Wednesday, December 19, 2007

This One Makes Me Think...

While at Southeastern Seminary, I had the great privilege of taking two classes with Dr. David Black. Dr. Black is one of the best professors I have ever had, regardless of content. His area of expertise happens to be Greek and New Testament.

Dr. Black's interests range wide and far. Additionally, he really lives out what he believes. You can visit his site by clicking here.

Dr. Black has some views that will challenge all of us. I appreciate that fact that he bases these on scripture. One interesting and challenging thing for me is that the Blacks do not celebrate Christmas. Why not? Their reasoning has made me think about why I do what I do at Christmas.

Click here to read the article (which is actually written by his wife) that will probably make you think about what you do at Christmas, too.

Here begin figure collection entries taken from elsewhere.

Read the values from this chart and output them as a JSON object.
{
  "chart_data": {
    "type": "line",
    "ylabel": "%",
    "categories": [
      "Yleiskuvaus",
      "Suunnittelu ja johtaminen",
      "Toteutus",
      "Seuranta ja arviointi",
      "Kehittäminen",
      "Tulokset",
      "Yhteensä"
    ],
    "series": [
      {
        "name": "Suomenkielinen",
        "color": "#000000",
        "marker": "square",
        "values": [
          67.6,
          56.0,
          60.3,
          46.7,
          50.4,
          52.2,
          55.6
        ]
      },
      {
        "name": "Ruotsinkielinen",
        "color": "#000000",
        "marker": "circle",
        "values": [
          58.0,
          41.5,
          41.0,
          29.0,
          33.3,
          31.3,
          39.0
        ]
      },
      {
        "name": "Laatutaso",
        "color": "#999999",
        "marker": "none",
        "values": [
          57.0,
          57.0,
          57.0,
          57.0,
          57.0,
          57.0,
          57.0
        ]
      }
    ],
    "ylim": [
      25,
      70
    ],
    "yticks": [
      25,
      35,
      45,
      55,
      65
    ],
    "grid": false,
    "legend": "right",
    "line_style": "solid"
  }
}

On a related topic, Dr. Black has also written about celebrating Easter; click here for that.

2 comments:

Brian said...

I can see their point (I visit his site daily). Even so, I have been preaching the themes of Advent and have found it quite interesting. We don't do any of the activities or liturgy stuff, I just use the theme and preach expositionally from a passage related to the theme - such as this week the theme is Joy and so I preached from Isa 35 on Joy. It was interesting to do word studies on the different words for joy used in the passage ("gil" "raan" and "simcah"). It seemed I found biblical support for times of vocal, emotional, outward expressions of joy and gladness - that it is okay to be happy! anyways, hope all is well.

Eric said...

Brian,

I agree with a lot of what Dr. Black says, but I'm also not completely on board. I do think we have freedom to celebrate Christmas, as long as the focus remains the birth of Christ. Actually, within our family I try to focus on just how amazing the incarnation is. Therefore, I spend a lot more time in texts such as Phil. 2:5-11 than I do in Luke 1.

It sounds like you have some good ideas about this, too. It's hard to go wrong when you preach from Isaiah. Good idea.